Avec la loi Claeys-Leonetti, François Hollande et son équipe ont réussi ce qui ressemble fort à un coup de maître : en faisant jouer la corde sensible de la compassion, en rejetant l’euthanasie par piqûre mortelle tout comme le suicide assisté, ils ont réussi à imposer une autre manière de satisfaire la demande de mort de patients las de vivre. La sédation profonde et continue devient un droit dans des circonstances plus larges qu’on ne se l’imagine au vu des débats. En créant une zone grise entre les soins palliatifs et l’euthanasie, où des personnes qui ne sont pas sur le point de mourir peuvent entrer par effraction, c’est un véritable « droit à mourir » qui a été créé, contre lequel les médecins ne pourront pas grand chose.
 
Il faut d’abord se pencher sur une bizarrerie. Cela fait plusieurs années que les sondages commandés par des associations favorables à l’euthanasie font état d’un soutien large, presque unanime à l’euthanasie. A les en croire, la majorité qui se dessine aujourd’hui autour de ce projet « sociétal » serait écrasante. Ces dernières années, selon les instituts, on a évoqué une opinion favorable à sa légalisation qui friserait l’unanimité : 89, 90, voire 96 % – ce dernier chiffre était celui donné par l’IFOP en octobre 2014.
 

La sédation profonde peut constituer une euthanasie lente

 
La question s’impose d’elle-même : alors que tout le monde semble d’accord – François Hollande par son engagement de campagne « 21 », les électeurs, le lobby du « droit de mourir dans la dignité » – et que des pays proches et progressistes comme la Suisse, la Belgique et les Pays-Bas ont déjà, chacun à sa manière, admis le principe de la « mort choisie », qu’est-ce qui a donc pu freiner le législateur français ?
 
Plusieurs réponses sont possibles, et elles peuvent être vraies ensemble – et peut-être y a-t-il à cette timidité des raisons que nous ne saurons jamais.
 
Pour commencer, c’est une manière de reconnaître que les sondeurs ne disent pas la vérité. Si tout le monde était réellement d’accord, pourquoi François Hollande et son équipe auraient-ils hésité ? Les sondages ont ceci d’« utile » qu’ils permettent de faire croire qu’une révolution dans les mœurs rencontre l’adhésion de tous… pour faire croître cette adhésion encore incertaine. Dans le cas de l’euthanasie, la manière de poser les questions joue aussi : celui à qui l’on demande s’il veut souffrir abominablement ou non à la fin de sa vie a évidemment tendance à répondre « non ».
 

La loi Claeys-Leonetti n’a pas profité du soi-disant « consensus » sur la fin de vie

 
S’ils n’ont pas poussé leur avantage, c’est sans doute que le consensus est moins grand qu’on ne le dit ; qu’il existe encore une majorité d’élus qui s’élèveraient contre le droit de mettre à mort un patient qui souffre… Peut-être aussi la majorité du corps médical, conservant quelques souvenirs d’une éthique déjà bien malmenée, est-il par trop rétif à l’idée d’avoir à provoquer la mort de manière trop directe
 
Mais il y a un autre élément qu’il faut tenir à l’esprit.

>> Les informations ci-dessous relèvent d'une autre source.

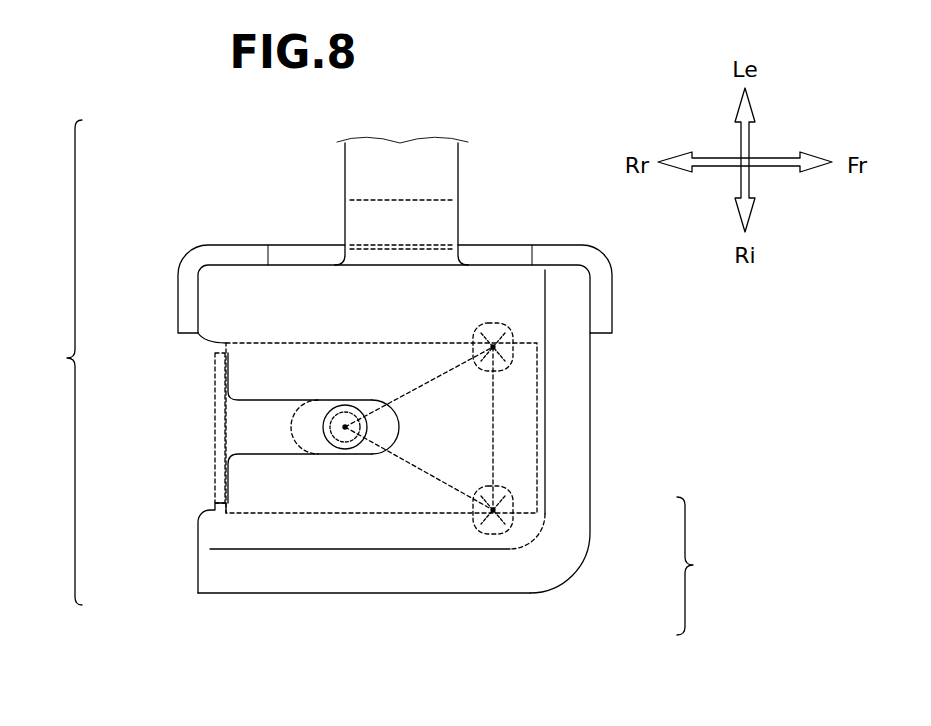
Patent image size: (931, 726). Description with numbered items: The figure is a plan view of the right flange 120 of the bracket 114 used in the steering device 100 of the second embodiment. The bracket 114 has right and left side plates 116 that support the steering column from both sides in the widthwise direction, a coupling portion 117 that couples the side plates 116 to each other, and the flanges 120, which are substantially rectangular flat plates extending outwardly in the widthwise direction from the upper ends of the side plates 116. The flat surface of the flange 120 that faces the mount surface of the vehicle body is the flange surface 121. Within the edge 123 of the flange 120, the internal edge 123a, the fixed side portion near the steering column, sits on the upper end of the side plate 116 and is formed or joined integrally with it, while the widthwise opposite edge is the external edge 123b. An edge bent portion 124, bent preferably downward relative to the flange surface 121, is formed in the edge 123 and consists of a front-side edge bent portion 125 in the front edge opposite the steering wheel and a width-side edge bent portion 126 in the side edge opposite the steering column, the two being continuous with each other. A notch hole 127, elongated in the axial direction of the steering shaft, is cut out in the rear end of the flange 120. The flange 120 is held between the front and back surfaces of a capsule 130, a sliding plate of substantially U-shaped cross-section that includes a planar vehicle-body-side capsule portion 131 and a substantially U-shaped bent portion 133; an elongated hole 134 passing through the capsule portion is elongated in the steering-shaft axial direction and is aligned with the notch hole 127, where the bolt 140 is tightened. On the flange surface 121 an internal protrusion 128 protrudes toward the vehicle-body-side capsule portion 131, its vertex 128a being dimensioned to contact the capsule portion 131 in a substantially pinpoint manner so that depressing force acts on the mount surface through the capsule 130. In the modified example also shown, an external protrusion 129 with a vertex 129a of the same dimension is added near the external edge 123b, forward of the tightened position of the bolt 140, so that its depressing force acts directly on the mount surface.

The steering device 100 is at (532, 153).
The bracket 114 is at (49, 362).
The side plate 116 is at (178, 292).
The coupling portion 117 is at (377, 175).
The flange 120 is at (196, 571).
The flange surface 121 is at (270, 491).
The edge 123 is at (333, 551).
The internal edge 123a is at (298, 263).
The external edge 123b is at (392, 550).
The edge bent portion 124 is at (644, 484).
The front-side edge bent portion 125 is at (568, 494).
The width-side edge bent portion 126 is at (465, 572).
The notch hole 127 is at (262, 448).
The internal protrusion 128 is at (520, 334).
The vertex of internal protrusion 128a is at (493, 328).
The external protrusion 129 is at (521, 497).
The vertex of external protrusion 129a is at (491, 488).
The capsule 130 is at (247, 341).
The vehicle-body-side capsule portion 131 is at (291, 341).
The bent portion 133 is at (213, 421).
The elongated hole 134 is at (316, 400).
The bolt 140 is at (345, 441).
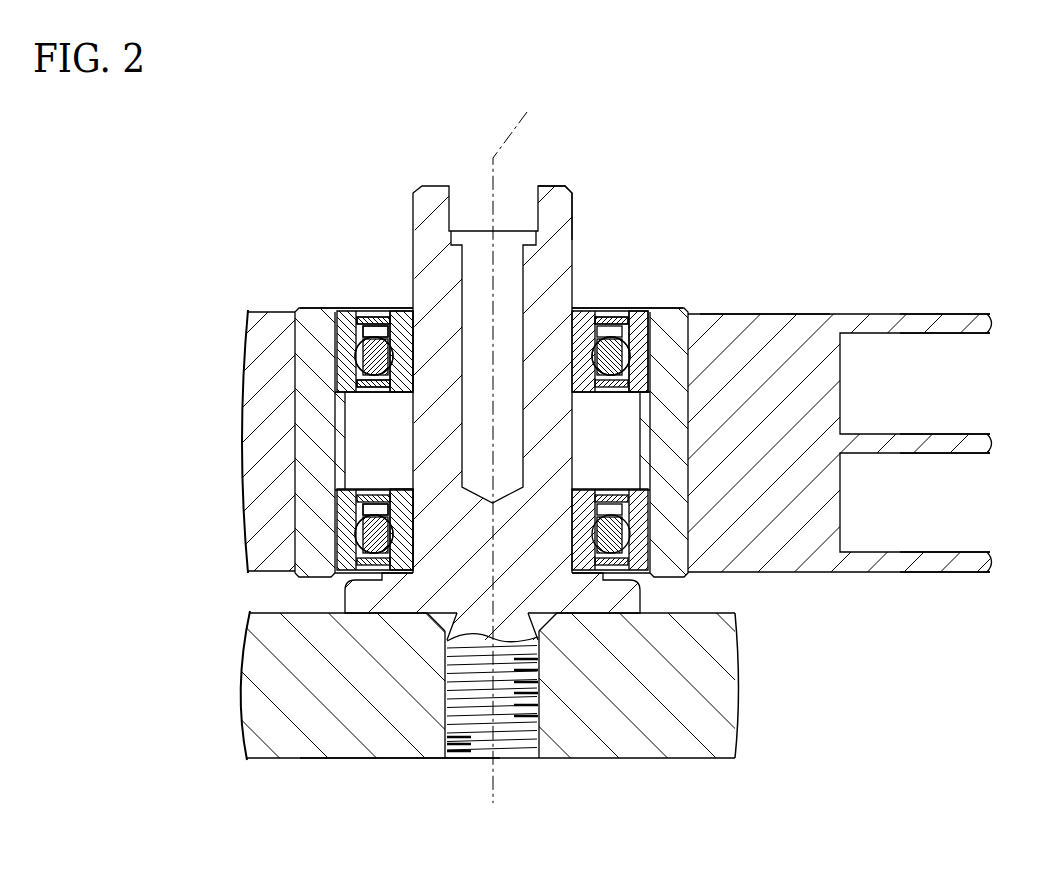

La loi Claeys-Leonetti est un modèle de manipulation. Préparée par un homme de « droite » et un homme de gauche, elle est – forcément, n’est-ce pas ? – une loi de consensus qui n’aura été contestée qu’à la marge. Elle est donc éminemment acceptable ; modérée… Elle a évité de lancer de grands débats sur les dérives de l’euthanasie en Belgique ou aux Pays-Bas. Ces dérives sont si visibles qu’elles risquaient de polluer le débat…
 
Moyennant quoi c’est quelque chose de plus radical, de plus extrême qui a été mis en place sous couleur de modération. Premier point : la loi crée un nouveau droit dont chacun peut se prévaloir, fût-ce contre la volonté du médecin (à quelques petites exceptions près). « Toute personne a le droit d’avoir une fin de vie digne et accompagnée du meilleur apaisement possible de la souffrance », affirme la loi. Celle-ci ne définit pas ce qui est « digne » ou non ; de la suite on peut déduire qu’il s’agit de s’épargner « toute souffrance » et même de ne pas se sentir mourir.
 

Mort à la demande : la loi Claeys-Leonetti la rend possible

 
En proscrivant l’« obstination déraisonnable », la loi Claeys-Leonetti ouvre une autre porte à l’organisation de la mort par la médecine, puisqu’elle est caractérisée par une description large : ce sont les actes qui « apparaissent inutiles, disproportionnés ou (qui) n’ont d’autre effet que le seul maintien artificiel de la vie ».
 
On se souviendra que la vie de Vincent Lambert que l’on veut faire mourir en le privant d’hydratation est réputée « artificielle » : en ce sens la loi Claeys-Leonetti n’est qu’une aggravation et une précision de la loi Leonetti de 2005 qui autorisait déjà cette forme d’euthanasie lente.
 
Mais se profile également la traque de la vie « inutile » à travers la notion d’actes médicaux « inutiles » – ce que les bioéthiciens qualifient de « soins futiles ». Là encore, il y a un problème de définition : il est vrai que des actes médicaux peuvent être « inutiles » eu égard au fait qu’ils n’apporteront ni amélioration, ni soulagement en prolongeant un état d’agonie par exemple. Mais l’« inutile » peut désigner aussi le soin prodigué à un tétraplégique qui sans être malade, n’a pas de perspective d’amélioration. La loi Claeys-Leonetti lui sera applicable et il pourra prétendre à une sédation continue et profonde jusqu’à la mort.
 
La loi précise au demeurant – puisque cela avait fait débat dans l’affaire Vincent Lambert – que « la nutrition et l’hydratation artificielles constituent des traitements qui peuvent être arrêtés conformément au premier alinéa du présent article ».
 

Droit à la mort : la sédation profonde et continue est ambiguë

 
La loi ouvre en fait un large droit à la mort choisie puisque la sédation continue et profonde peut être exigée par le patient dans deux cas de figure. D’abord : « Lorsque le patient atteint d’une affection grave et incurable et dont le pronostic vital est engagé à court terme présente une souffrance réfractaire aux traitements » : dans ce cas, la sédation profonde peut avoir pour intention de soulager une souffrance intense à l’heure de la mort, et elle n’est pas euthanasique. Mais reste l’ambiguïté : la sédation profonde, tout retour à la conscience étant d’emblée exclue, combinée avec l’arrêt de l’hydratation, provoque nécessairement la mort. Entre tuer et laisser mourir, on est en train de brouiller les frontières.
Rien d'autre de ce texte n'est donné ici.